I’m having a hard time wrapping my head around it. I see a lot of people posting their conversations with chatbots, and some of them are interesting, but most of them I don’t have the bandwidth for. I don’t really care that this thing is pretending to be human.
JM: But for you is there an underlying layer of like, “I don’t want to look at that”?
MS: I’m sure that there is. A lot of it, though, is like, “Look, this thing sounds real!” And it’s like, OK, but what else is there for me to engage with. It’s like saying, “Look, I had a boring conversation with another human being! Isn’t that interesting?”
That said, I really do enjoy playing with these things! There’s something really pleasing about it. We’re seeing a lot of A.I. selfies being shared now, and I do wonder how much of it is sort of solipsistic, like sharing your Spotify Wrapped, everybody loves doing it but nobody else really cares.
JM: There was a Wired article that talked about how billions of images are created, but most of them for an audience of one.
MS: Yes, exactly.
JM: But the question is, is there anything wrong with that?
MS: No, I don’t think there is. I enjoy playing with them, and in a way it almost calms me down, because the fact that they’re mostly interesting to me, or to the person who created them, makes them, in my mind, less likely to replace human beings as creators of things for other people.
JM: It would be neat if everybody who bought the book had an individualized cover, almost like a small-batch artisanal, bespoke kind of thing.
The thing that I find really fun is that out of all the books I’ve sold so far, about half of the people have requested specific covers. Which means that they’ve gone through them and they’ve picked their favourite.
And the weird thing is, they’re all fucking different. There’s no overlap. Almost everybody got their first choice.
We Are Raccoons is still available for pre-order in limited edition hardcover.
Speaking of zines, I was surprised and delighted to find that the zine I made of Something Good issue 27, “A Lost Children’s Story,” was nominated for a 2021 Expozine Award. To mark this lovely occasion, I have printed up a bunch more. Please email me if you want a copy; I’m happy to send you one, free of charge, anywhere in the world, as a thank-you for reading. (However, I won’t say no to a #nojacketsrequired submission in return.)
Also to commemorate this occasion, I asked OpenAI’s ChatGPT to try and reconstruct the lost story for me.
Once upon a time, in the beautiful city of Vienna, a young boy named Max found himself trapped in a cozy café as a fierce snowstorm raged outside.
The café was warm and inviting, with the aroma of freshly brewed coffee and baked pastries filling the air. Max sat at a small table near the window, watching the snowflakes dance in the air and pile up on the ground outside.
At first, Max was a little scared and unsure of what to do. He had been out exploring the city with his parents when the storm had suddenly hit, and they had rushed into the nearest café for shelter. But as the minutes passed, Max began to relax and enjoy himself.
He ordered a hot chocolate and a slice of Sachertorte, the famous Viennese chocolate cake, and sipped and savored each delicious bite. He chatted with the friendly waitstaff and other patrons, who were all huddled inside, enjoying the warmth and safety of the café.

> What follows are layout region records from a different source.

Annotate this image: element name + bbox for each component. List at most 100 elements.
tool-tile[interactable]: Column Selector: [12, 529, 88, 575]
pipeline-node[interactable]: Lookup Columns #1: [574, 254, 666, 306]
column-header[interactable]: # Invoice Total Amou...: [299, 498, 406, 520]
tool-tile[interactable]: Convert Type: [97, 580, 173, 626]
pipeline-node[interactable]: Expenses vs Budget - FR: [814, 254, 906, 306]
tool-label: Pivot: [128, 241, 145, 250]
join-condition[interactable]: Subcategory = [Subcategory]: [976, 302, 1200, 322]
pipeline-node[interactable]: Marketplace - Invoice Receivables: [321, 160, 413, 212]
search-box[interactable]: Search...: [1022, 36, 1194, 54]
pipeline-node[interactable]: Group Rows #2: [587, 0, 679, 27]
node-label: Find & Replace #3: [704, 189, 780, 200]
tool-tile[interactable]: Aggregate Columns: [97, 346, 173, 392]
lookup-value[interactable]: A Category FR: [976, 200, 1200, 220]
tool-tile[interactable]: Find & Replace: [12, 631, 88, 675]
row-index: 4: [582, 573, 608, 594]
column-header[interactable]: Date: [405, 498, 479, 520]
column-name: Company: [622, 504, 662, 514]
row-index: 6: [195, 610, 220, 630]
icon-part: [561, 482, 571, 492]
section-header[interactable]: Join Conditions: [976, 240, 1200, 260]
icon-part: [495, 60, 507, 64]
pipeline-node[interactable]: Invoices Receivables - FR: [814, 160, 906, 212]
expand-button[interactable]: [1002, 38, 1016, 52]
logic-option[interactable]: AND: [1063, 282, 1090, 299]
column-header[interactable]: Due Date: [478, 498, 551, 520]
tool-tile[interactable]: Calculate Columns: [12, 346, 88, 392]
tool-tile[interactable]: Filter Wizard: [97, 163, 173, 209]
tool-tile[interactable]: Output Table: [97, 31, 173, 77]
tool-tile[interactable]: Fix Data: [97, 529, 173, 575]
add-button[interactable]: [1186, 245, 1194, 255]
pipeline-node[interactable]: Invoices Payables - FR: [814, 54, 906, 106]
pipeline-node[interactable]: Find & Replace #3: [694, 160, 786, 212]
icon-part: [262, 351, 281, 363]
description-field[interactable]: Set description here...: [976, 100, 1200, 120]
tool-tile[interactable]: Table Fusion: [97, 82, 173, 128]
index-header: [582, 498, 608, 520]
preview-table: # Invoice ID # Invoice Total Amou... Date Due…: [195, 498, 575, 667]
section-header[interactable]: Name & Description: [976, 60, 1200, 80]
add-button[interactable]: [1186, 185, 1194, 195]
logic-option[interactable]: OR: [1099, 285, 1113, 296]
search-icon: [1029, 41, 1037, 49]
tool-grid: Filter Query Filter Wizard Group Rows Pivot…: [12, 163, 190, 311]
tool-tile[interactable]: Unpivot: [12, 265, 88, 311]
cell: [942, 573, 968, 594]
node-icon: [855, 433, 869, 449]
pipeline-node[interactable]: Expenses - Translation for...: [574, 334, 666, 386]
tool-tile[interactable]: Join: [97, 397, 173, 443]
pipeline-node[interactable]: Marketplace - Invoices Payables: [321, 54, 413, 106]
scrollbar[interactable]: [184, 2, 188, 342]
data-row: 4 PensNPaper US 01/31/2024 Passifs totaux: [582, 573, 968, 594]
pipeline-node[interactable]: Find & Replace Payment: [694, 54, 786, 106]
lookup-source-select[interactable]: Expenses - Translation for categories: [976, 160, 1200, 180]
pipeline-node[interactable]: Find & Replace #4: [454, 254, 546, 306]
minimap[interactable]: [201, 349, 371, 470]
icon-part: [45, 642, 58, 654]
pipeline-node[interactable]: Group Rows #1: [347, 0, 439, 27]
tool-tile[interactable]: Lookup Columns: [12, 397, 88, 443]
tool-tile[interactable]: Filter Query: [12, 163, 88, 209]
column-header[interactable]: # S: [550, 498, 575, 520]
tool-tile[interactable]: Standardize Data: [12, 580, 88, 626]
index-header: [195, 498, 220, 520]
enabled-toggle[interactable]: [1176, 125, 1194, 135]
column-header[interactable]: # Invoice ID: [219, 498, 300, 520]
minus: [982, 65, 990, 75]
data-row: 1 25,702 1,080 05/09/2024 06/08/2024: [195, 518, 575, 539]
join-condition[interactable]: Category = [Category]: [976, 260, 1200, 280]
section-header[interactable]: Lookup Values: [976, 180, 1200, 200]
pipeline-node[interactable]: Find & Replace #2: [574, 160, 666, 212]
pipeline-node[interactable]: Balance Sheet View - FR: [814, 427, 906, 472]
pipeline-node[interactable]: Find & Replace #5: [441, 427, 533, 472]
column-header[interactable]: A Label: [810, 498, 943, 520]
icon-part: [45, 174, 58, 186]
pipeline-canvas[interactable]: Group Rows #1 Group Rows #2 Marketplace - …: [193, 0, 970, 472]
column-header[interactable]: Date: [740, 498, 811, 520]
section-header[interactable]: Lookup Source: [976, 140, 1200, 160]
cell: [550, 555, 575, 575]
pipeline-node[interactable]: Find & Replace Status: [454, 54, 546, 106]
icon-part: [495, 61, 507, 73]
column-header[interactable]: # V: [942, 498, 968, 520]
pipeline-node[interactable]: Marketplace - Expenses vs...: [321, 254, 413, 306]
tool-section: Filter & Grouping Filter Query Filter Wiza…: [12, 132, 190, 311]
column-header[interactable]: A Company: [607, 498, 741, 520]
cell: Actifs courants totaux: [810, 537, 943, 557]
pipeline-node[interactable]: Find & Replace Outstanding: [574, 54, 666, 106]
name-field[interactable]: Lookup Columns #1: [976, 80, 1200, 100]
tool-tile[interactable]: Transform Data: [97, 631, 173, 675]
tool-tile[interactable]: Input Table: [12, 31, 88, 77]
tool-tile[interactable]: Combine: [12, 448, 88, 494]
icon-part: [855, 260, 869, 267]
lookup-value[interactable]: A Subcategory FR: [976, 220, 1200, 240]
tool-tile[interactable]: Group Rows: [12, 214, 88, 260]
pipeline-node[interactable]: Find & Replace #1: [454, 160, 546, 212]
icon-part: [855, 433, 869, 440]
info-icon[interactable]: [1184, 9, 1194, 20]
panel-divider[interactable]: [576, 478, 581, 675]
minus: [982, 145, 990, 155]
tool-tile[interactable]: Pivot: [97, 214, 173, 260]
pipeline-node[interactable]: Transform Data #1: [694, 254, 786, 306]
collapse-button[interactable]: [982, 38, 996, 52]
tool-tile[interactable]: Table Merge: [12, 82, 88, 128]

Max's parents were worried about the storm, but Max was having the time of his life. He felt like he was part of a special adventure, and he didn't want it to end.
As the night wore on and the snow continued to fall, Max and the others in the café settled in for the long haul. They played games, told stories, and sang songs to pass the time. And Max felt happier and more content than he had in a long time.
Eventually, the storm subsided and the snow began to ease up. Max and his parents were able to make their way back to their hotel, but Max knew that he would never forget the special memories he had made that night in the cozy Viennese café.
Ooooookay.
Somehow feel better and worse at the same time.